We aimed to clarify whether uncoupling Hexokinase 1 (HK1) from mitochondria in T cells alleviates the progression of pressure overload-induced heart failure through the suppression of Th1 and Th17. The microtubule polymerization inhibitor, nocodazole, uncoupled HK1 from mitochondria, inhibited mitochondrial respiration in Th1 and Th17, and reduced the production of inflammatory cytokines.

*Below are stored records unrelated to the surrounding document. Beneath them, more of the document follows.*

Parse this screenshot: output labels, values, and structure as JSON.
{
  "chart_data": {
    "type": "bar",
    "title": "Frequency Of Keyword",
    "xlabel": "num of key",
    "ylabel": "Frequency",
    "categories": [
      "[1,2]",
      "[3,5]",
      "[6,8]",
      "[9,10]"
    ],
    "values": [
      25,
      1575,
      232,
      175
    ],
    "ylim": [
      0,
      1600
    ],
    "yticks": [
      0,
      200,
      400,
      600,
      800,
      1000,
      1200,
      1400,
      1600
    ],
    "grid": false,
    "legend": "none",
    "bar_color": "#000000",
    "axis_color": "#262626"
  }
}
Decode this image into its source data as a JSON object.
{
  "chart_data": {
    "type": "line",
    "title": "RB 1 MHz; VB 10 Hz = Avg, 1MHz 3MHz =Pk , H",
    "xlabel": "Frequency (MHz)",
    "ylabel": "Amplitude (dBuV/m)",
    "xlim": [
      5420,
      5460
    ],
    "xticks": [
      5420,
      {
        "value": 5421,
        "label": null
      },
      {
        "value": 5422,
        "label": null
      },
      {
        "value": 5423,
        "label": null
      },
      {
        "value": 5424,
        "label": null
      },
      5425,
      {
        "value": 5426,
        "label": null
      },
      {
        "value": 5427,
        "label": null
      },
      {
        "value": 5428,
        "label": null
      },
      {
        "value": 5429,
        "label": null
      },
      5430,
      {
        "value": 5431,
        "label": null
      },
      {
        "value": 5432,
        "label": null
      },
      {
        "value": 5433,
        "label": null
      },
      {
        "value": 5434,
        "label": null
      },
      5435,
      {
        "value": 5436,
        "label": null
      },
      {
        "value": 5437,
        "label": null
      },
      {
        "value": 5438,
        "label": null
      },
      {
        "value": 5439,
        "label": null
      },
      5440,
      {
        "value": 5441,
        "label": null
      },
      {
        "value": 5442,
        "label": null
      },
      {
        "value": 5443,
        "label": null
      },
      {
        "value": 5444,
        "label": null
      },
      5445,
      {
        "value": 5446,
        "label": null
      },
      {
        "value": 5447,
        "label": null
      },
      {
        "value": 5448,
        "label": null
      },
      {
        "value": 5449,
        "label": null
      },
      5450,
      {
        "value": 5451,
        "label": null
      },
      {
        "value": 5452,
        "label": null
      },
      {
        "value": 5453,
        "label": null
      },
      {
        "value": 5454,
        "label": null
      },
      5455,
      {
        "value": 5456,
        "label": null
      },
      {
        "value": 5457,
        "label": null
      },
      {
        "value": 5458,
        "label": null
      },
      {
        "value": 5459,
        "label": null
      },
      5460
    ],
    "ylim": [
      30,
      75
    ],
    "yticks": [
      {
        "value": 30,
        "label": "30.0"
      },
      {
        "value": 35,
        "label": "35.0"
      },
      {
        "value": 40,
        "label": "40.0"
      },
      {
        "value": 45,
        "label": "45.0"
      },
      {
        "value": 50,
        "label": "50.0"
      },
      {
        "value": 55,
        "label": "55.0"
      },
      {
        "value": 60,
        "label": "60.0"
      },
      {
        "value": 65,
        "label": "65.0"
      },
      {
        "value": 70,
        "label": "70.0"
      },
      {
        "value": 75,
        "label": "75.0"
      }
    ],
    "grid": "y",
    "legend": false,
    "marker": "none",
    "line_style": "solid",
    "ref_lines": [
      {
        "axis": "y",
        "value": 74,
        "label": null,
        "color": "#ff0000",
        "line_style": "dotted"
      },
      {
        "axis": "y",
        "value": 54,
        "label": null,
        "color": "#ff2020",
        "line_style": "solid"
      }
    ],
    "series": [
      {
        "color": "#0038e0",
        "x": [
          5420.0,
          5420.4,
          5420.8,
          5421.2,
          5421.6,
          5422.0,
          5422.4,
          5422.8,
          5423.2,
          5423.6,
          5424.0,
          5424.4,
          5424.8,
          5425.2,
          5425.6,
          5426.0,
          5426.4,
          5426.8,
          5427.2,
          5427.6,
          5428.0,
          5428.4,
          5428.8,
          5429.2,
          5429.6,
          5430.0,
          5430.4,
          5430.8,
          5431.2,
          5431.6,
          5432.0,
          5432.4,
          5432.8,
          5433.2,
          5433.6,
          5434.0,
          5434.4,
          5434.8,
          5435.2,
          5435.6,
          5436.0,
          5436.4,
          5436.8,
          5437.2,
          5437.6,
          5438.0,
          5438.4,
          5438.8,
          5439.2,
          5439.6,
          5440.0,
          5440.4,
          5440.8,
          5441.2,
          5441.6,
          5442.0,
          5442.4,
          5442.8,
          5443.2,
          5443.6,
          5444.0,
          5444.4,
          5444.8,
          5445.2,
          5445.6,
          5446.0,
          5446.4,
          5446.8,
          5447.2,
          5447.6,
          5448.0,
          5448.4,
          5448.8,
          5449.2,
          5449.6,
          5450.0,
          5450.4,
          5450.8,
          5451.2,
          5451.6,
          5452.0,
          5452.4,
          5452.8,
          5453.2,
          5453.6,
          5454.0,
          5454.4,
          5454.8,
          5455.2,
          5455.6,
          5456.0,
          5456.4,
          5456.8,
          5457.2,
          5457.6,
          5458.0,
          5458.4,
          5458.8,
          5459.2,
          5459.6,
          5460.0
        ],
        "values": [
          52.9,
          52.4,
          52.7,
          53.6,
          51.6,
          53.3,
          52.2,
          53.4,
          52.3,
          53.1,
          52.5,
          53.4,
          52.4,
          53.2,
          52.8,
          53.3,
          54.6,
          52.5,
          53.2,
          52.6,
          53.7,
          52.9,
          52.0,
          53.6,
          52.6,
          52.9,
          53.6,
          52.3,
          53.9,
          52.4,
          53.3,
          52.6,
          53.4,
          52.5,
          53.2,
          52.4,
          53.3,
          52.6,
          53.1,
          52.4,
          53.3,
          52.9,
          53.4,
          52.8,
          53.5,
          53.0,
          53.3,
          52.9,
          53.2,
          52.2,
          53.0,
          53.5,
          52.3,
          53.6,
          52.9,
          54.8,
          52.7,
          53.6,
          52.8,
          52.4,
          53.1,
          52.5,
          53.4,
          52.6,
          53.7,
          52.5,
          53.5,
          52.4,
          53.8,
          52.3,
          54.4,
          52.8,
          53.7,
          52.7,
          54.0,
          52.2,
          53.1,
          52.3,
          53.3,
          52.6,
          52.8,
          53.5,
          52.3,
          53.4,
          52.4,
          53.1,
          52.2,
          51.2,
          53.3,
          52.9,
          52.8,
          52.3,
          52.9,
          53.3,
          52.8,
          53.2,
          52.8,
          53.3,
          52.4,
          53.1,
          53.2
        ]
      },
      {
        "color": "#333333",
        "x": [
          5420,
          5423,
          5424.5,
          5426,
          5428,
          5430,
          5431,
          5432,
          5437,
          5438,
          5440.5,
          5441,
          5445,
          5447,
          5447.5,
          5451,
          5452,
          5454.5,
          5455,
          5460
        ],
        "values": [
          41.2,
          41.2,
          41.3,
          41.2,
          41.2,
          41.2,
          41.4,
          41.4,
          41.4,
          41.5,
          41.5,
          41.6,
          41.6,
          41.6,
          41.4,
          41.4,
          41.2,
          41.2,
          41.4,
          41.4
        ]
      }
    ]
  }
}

In the mouse model of heart failure induced by transverse aortic constriction surgery, administration of nocodazole reduced effector T cells in the heart and medial lymph nodes and decreased IFN-γ production from CD4 T cells, suggesting that nocodazole may suppress inflammation associated with heart failure.

Free Research Field

循環器内科

Academic Significance and Societal Importance of the Research Achievements

HK1をミトコンドリアから脱重合させることは、ミトコンドリア代謝を変化させることにより、Th1細胞やTh17細胞からのサイトカイン産生を減少させ、圧負荷心不全進展を抑制することが示唆された。HK1をミトコンドリアから脱重合させる微小管重合阻害薬は、圧負荷心不全の進展を抑える可能性が考えられ、高血圧性心疾患や大動脈弁狭窄症等の後負荷が上昇し引き起こされる心不全に対する臨床応用が期待される。